È lo schema della strategia della tensione volto a stabilizzare dopo la creazione del caos, schema che ha attirato nella sua rete, attraverso la tattica della provocazione e della infiltrazione a sinistra, detta della «Seconda linea», anche Pier Paolo Pasolini, una rete nella quale il giornalista-Pasolini è caduto perché era però alla ricerca della verità sulle stragi, come dimostra la lettera inviata a Ventura il 24 settembre 1975. Una provocazione che ha trascinato con sé l’innocenza della sinistra ottenendo la strumentalizzazione di Valpreda, il cui anarchismo Pasolini denunciava, come si potrà leggere nel dettaglio in questo lavoro. Testi e interviste che non si sono mai volute leggere a sinistra.

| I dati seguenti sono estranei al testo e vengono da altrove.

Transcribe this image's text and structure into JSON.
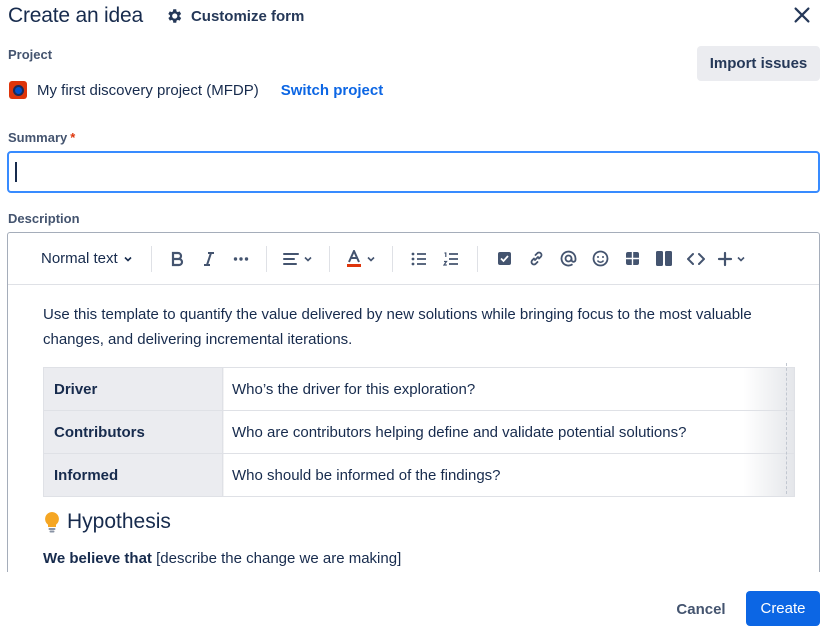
{
  "header": {
    "title": "Create an idea",
    "customize_label": "Customize form",
    "icons": {
      "customize": "gear-icon",
      "close": "close-icon"
    }
  },
  "project": {
    "label": "Project",
    "name": "My first discovery project (MFDP)",
    "switch_label": "Switch project",
    "import_label": "Import issues",
    "avatar_colors": {
      "background": "#de350b",
      "inner": "#0052cc"
    }
  },
  "summary": {
    "label": "Summary",
    "required_marker": "*",
    "value": ""
  },
  "description": {
    "label": "Description",
    "toolbar": {
      "text_style": "Normal text",
      "items": [
        "bold-icon",
        "italic-icon",
        "more-formatting-icon",
        "align-icon",
        "text-color-icon",
        "bullet-list-icon",
        "numbered-list-icon",
        "action-item-icon",
        "link-icon",
        "mention-icon",
        "emoji-icon",
        "table-icon",
        "layout-icon",
        "code-icon",
        "insert-icon"
      ]
    },
    "intro": "Use this template to quantify the value delivered by new solutions while bringing focus to the most valuable changes, and delivering incremental iterations.",
    "table": [
      {
        "key": "Driver",
        "value": "Who’s the driver for this exploration?"
      },
      {
        "key": "Contributors",
        "value": "Who are contributors helping define and validate potential solutions?"
      },
      {
        "key": "Informed",
        "value": "Who should be informed of the findings?"
      }
    ],
    "heading": "Hypothesis",
    "heading_icon": "lightbulb-icon",
    "believe_bold": "We believe that",
    "believe_rest": " [describe the change we are making]"
  },
  "footer": {
    "cancel_label": "Cancel",
    "create_label": "Create"
  },
  "colors": {
    "accent": "#0c66e4",
    "focus_border": "#388bff",
    "required": "#de350b"
  }
}
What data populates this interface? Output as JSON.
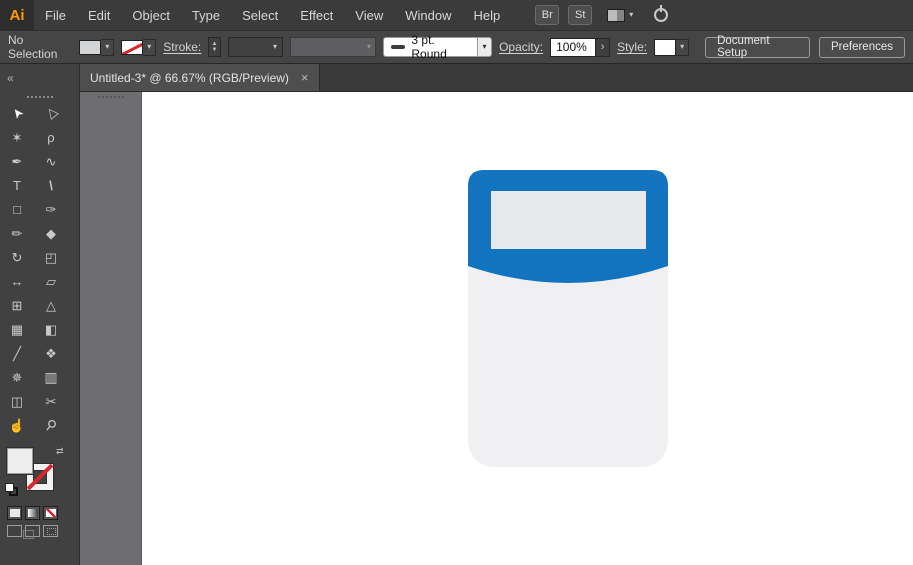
{
  "app": {
    "logo": "Ai"
  },
  "menubar": {
    "items": [
      "File",
      "Edit",
      "Object",
      "Type",
      "Select",
      "Effect",
      "View",
      "Window",
      "Help"
    ],
    "bridge_button": "Br",
    "stock_button": "St"
  },
  "controlbar": {
    "selection_status": "No Selection",
    "stroke_label": "Stroke:",
    "brush_name": "3 pt. Round",
    "opacity_label": "Opacity:",
    "opacity_value": "100%",
    "style_label": "Style:",
    "document_setup_button": "Document Setup",
    "preferences_button": "Preferences"
  },
  "tabbar": {
    "title": "Untitled-3* @ 66.67% (RGB/Preview)",
    "close": "×"
  },
  "toolbar": {
    "collapse": "«",
    "tools": [
      {
        "name": "selection",
        "glyph": "➤",
        "active": true
      },
      {
        "name": "direct-selection",
        "glyph": "▷"
      },
      {
        "name": "magic-wand",
        "glyph": "✶"
      },
      {
        "name": "lasso",
        "glyph": "ρ"
      },
      {
        "name": "pen",
        "glyph": "✒"
      },
      {
        "name": "curvature",
        "glyph": "∿"
      },
      {
        "name": "type",
        "glyph": "T"
      },
      {
        "name": "line",
        "glyph": "\\"
      },
      {
        "name": "rectangle",
        "glyph": "□"
      },
      {
        "name": "paintbrush",
        "glyph": "✑"
      },
      {
        "name": "pencil",
        "glyph": "✏"
      },
      {
        "name": "eraser",
        "glyph": "◆"
      },
      {
        "name": "rotate",
        "glyph": "↻"
      },
      {
        "name": "scale",
        "glyph": "◰"
      },
      {
        "name": "width",
        "glyph": "↔"
      },
      {
        "name": "free-transform",
        "glyph": "▱"
      },
      {
        "name": "shape-builder",
        "glyph": "⊞"
      },
      {
        "name": "perspective-grid",
        "glyph": "△"
      },
      {
        "name": "mesh",
        "glyph": "▦"
      },
      {
        "name": "gradient",
        "glyph": "◧"
      },
      {
        "name": "eyedropper",
        "glyph": "╱"
      },
      {
        "name": "blend",
        "glyph": "❖"
      },
      {
        "name": "symbol-sprayer",
        "glyph": "✵"
      },
      {
        "name": "column-graph",
        "glyph": "▥"
      },
      {
        "name": "artboard",
        "glyph": "◫"
      },
      {
        "name": "slice",
        "glyph": "✂"
      },
      {
        "name": "hand",
        "glyph": "☝"
      },
      {
        "name": "zoom",
        "glyph": "⚲"
      }
    ]
  },
  "icons": {
    "chevron": "▾",
    "swap": "⇄",
    "stepper_up": "▲",
    "stepper_down": "▼",
    "opacity_arrow": "›",
    "workspace_chevron": "▾"
  },
  "canvas": {
    "artwork": {
      "name": "jar icon with blue lid",
      "lid_color": "#1274BE",
      "body_color": "#F0F0F2",
      "screen_color": "#E8E9EB"
    }
  },
  "colors": {
    "accent_orange": "#FF9A00",
    "artwork_blue": "#1274BE",
    "chrome_dark": "#3B3B3B",
    "chrome_mid": "#454545",
    "dock_gray": "#6E6E71",
    "none_red": "#D9252B"
  }
}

Una sinistra politica e culturale silenziosa, a volte più crudele verso Pasolini della destra stessa, ha sancito questo accerchiamento sia volontariamente sia involontariamente condannandolo alla solitudine che spesso lo scrittore il regista il poeta e infine il giornalista d’inchiesta Pasolini ha vissuto, dichiarandolo apertamente, negli ultimi due anni della sua vita e fino alla notte del 1° novembre 1975.

L’autrice

Simona Zecchi è giornalista e autrice di libri inchiesta. Ha pubblicato Pasolini, massacro di un Poeta (Ponte alle Grazie 2015) e La criminalità servente nel Caso Moro (La nave di Teseo 2018). Negli ultimi due anni ha collaborato con l’emittente europea Euronews di Lione. È autrice di diverse esclusive e alcuni suoi lavori sono stati acquisiti in ambito investigativo. Ha vinto il Premio Marco Nozza 2016 per l’informazione critica e il giornalismo d’inchiesta, e il premio internazionale per il giornalismo d’inchiesta Javier Valdez 2019. Scrive su Il Fatto Quotidiano e altre testate. È autrice di saggi e traduttrice.